O texto é ligeiramente diferente do artigo publicado.
No Ocidente de hoje, nenhum assunto é mais importante do que a política de imigração, especialmente quando uma grande parcela do mundo, de mexicanos a nigerianos e a paquistaneses, ambiciona mudar para a América do Norte e para a Europa Ocidental.
O controle da imigração provou ser complicado porque o establishment nos países de destino tende a ver a imigração em massa, irrestrita e sem nenhum tipo de critério como fenômeno positivo. Dois exemplos comprovam este enfoque. Em 2014, a coalizão de partidos tradicionais da Suécia, que somam 86% do parlamento, uniu forças para marginalizar o partido civilizacionista (ou seja, o partido focado em controlar a imigração e demandar a integração dos imigrantes), que conta com 14%. Angela Merkel, a chanceler alemã que também representa o establishment acolheu mais de um milhão de imigrantes sem critério nenhum, levando a uma crise pan-europeia nos anos de 2015 e 2016.
Poucos partidos são tão "arqui-establishment" quanto os sociais-democratas dinamarqueses (SD). Fundado em 1871, teve a maior representação no parlamento durante 77 anos ininterruptos. Suas realizações incluem a criação do estado de bem-estar social, a construção da moderna Dinamarca e a formação do caráter dinamarquês. "No fundo, no fundo, somos todos social-democratas", me disse uma pessoa que não gosta do partido.
Apesar do histórico e da própria cronologia em defesa de fronteiras abertas, a partir de 2019, o SD impôs uma política de imigração fortemente restritiva. Desta maneira a Dinamarca tornou-se indiscutivelmente líder do Ocidente na corrida para salvar a cultura tradicional. Como poucos fora da Dinamarca observei essa notável mudança, fui a Copenhague para observar as eleições gerais marcadas para 1º de novembro no intuito de entender o que causou a mudança, que diferença ela faz e se a Dinamarca tem como transmitir o aprendido a outros países.
Avolumamento da Crise
A inusitada trajetória da Dinamarca começou em 2001, quando a impressionante marca de 77 anos do SD chegou ao fim, quando perdeu a chefia do governo por conta do estresse generalizado em relação à imigração descontrolada, especialmente a do Oriente Médio. Depois, em 2006, uma caricatura do Profeta Maomé do Islã publicada em um jornal dinamarquês desencadeou protestos no mundo muçulmano. A controvérsia foi a maior polêmica nas relações exteriores da Dinamarca em décadas. Em 2015, o SD se deu mal de novo, também devido em grande parte aos inúmeros imigrantes do Oriente Médio.

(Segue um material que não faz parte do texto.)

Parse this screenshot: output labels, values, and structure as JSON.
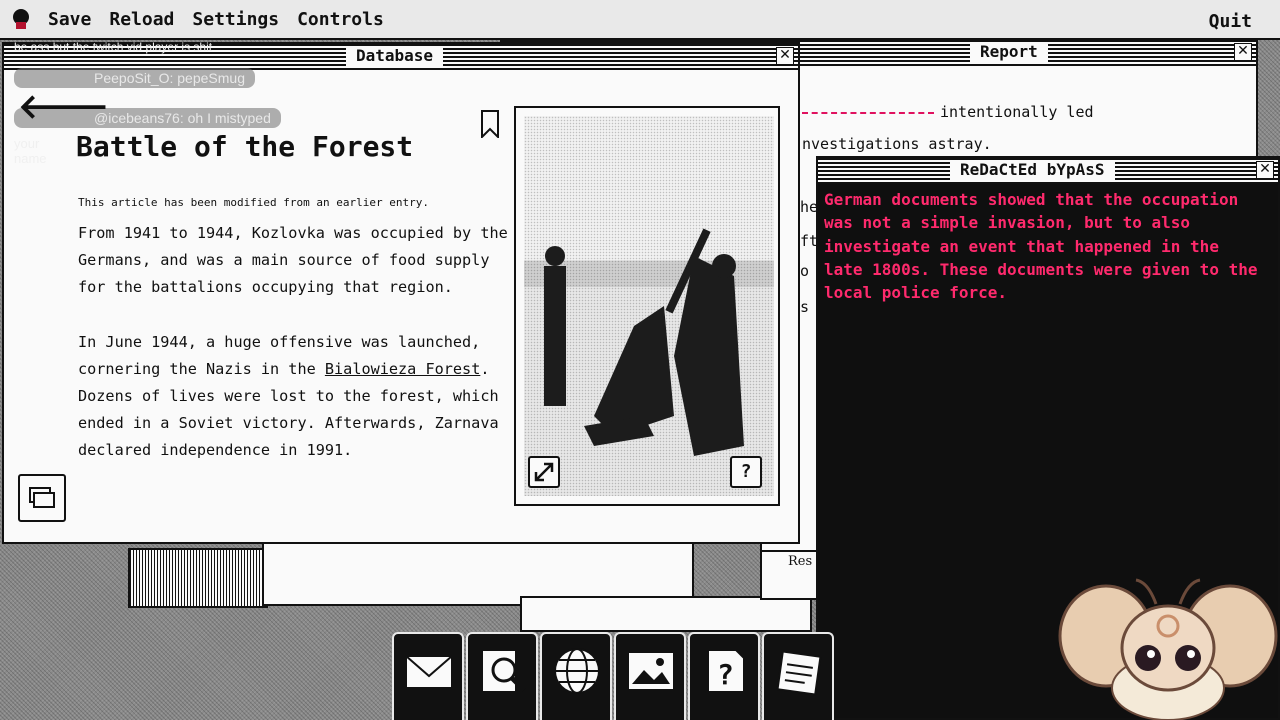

Em resposta, Mette Frederiksen, uma mulher de 37 anos, foi indicada para liderar o partido. Sem perder tempo, ela reformulou a complacente política de imigração do SD, pleiteando um teto para o acolhimento de "imigrantes não ocidentais", [1] que os imigrantes ilegais sejam expulsos para o Norte de África e que os imigrantes arrumem um emprego de uma semana de trabalho de trinta e sete horas. O partido dela apoiou uma lei permitindo que joias sejam confiscadas dos imigrantes, bem como a proibição de burcas e nicabes, vestimentas islâmicas que cobrem o corpo todo, da cabeça aos pés.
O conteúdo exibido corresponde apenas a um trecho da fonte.